Tuesday, 24 February 2015
Inside Versailles #2: Room 27
Room 27 is a plane crash on repeat. A faithful reconstruction of a Boeing 767 cabin and cockpit, complete with full crew and passengers, all professional actors on Casey’s payroll. They might go for months without hearing from his people and then suddenly it’s every day for a fortnight.
Sometimes Casey takes on the role of drunken captain, but mostly he is a member of the public, taking his seat like everyone else at the beginning of the flight, asking for a glass of iced water before takeoff. He looks out of the window at the landscape beyond the edge of the runway, high-resolution footage of a real airport somewhere in America, played back in Cinerama outside the plane.
Casey actually loves to fly, has since he was a kid. He loves takeoff, he loves landing, he loves everything about it. Airplane food. He’s a sucker for airplane food. These days he has a personal chef prepare him his heart’s desire at 35,000 feet in the network jet, but in the old days he would take anything that was put in front of him and devour every morsel. Something about traveling great distances. Gets him hungry as ten bears put together.
But Room 27 is a simulated plane crash, designed to feel just like the real thing. Sometimes the actors don’t come back a second time because they find it too upsetting. The reason for the crash varies from one performance to the next. Human error. Mechanical error. Weather. Sabotage. Whatever the variable, the plane will end up crashing to the earth, killing everyone onboard.
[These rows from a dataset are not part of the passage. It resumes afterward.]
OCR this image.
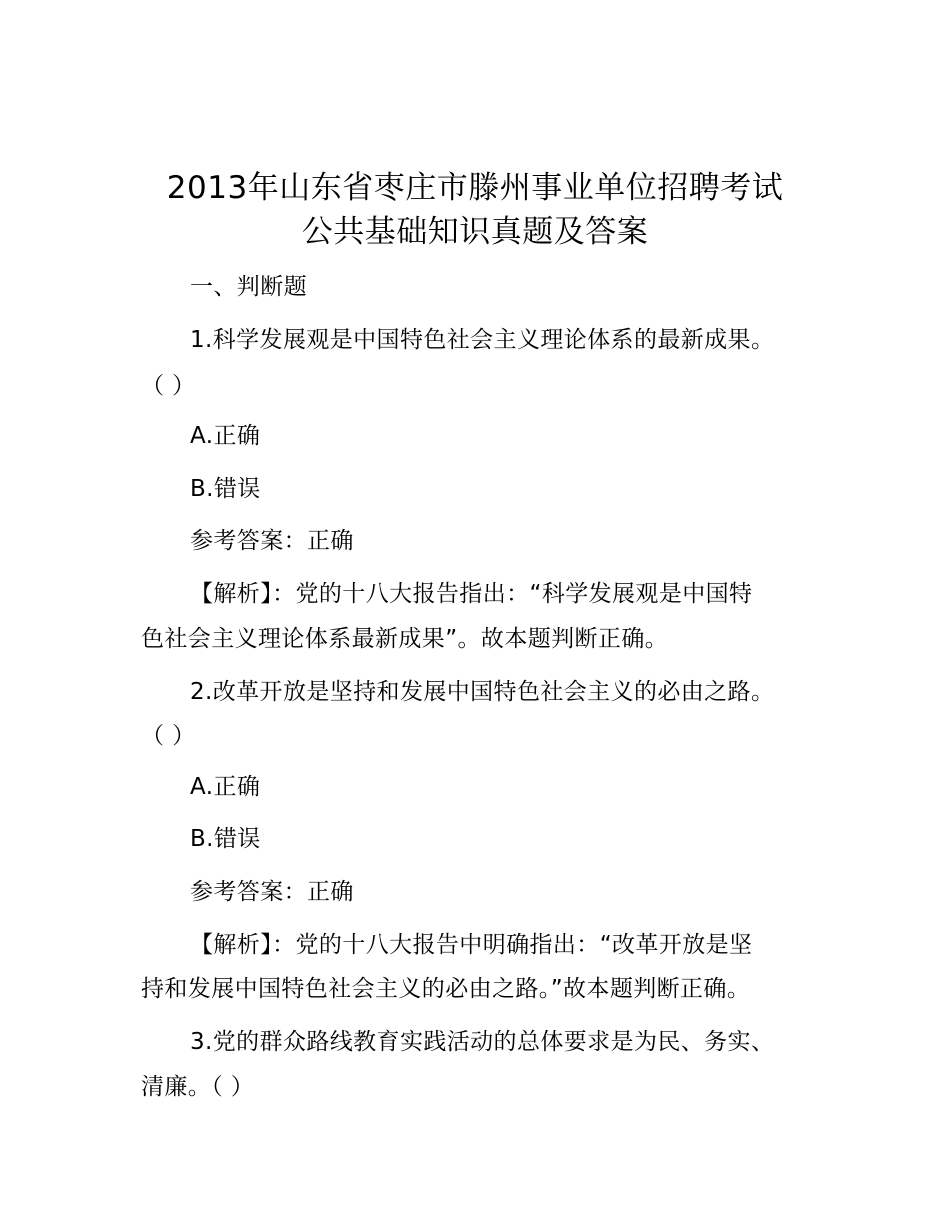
2013年山东省枣庄市滕州事业单位招聘考试
公共基础知识真题及答案
一、判断题
1.科学发展观是中国特色社会主义理论体系的最新成果。
（ ）
A.正确
B.错误
参考答案：正确
【解析】：党的十八大报告指出：“科学发展观是中国特
色社会主义理论体系最新成果”。故本题判断正确。
2.改革开放是坚持和发展中国特色社会主义的必由之路。
（ ）
A.正确
B.错误
参考答案：正确
【解析】：党的十八大报告中明确指出：“改革开放是坚
持和发展中国特色社会主义的必由之路。”故本题判断正确。
3.党的群众路线教育实践活动的总体要求是为民、务实、
清廉。（ ）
A violent death. Things start going wrong about an hour into the flight. A member of the cabin crew or captain will make an announcement over the public address system, the tone pitched somewhere between innocuous and pragmatic. Casey likes to act out at this point. Sometimes he will play the hero, gently reassuring those around him that there is nothing to worry about, he’s a frequent flier and it’s just a little turbulence. Other times he’ll go the other way and lose his shit completely, demanding the cabin crew give them more information, removing his seatbelt with a flourish and getting to his feet in the aisle, generally making a dangerous nuisance of himself. When Casey gets like this the actors have been instructed to treat him as a genuine threat, restrain and handcuff him if necessary for the remainder of the simulation.
Casey likes the cuffs. Even under these make-believe conditions they seem to have a sobering effect. But it’s more than that. He’s dreamt up some of his best new features for the website while apprehended like this, sitting near the back of the plane next to the actor playing the air marshal (Florian, a regular player, he loves his job), the plane continuing to lose altitude. Something about being taken prisoner amongst the chaos, the inevitability of the crash, the appalling shudder of the cabin walls and the screams of his fellow passengers – it really gets Casey’s creative juices flowing.
The crash itself. This simulator is designed to take everyone on board to the very brink of feeling like they are going to die. When Casey is playing the captain – a rare treat – it’s the way the landscape fills the cockpit windows that really captures his imagination: no sky, only land, everything down there growing bigger and then bigger still, as though God himself were zooming in.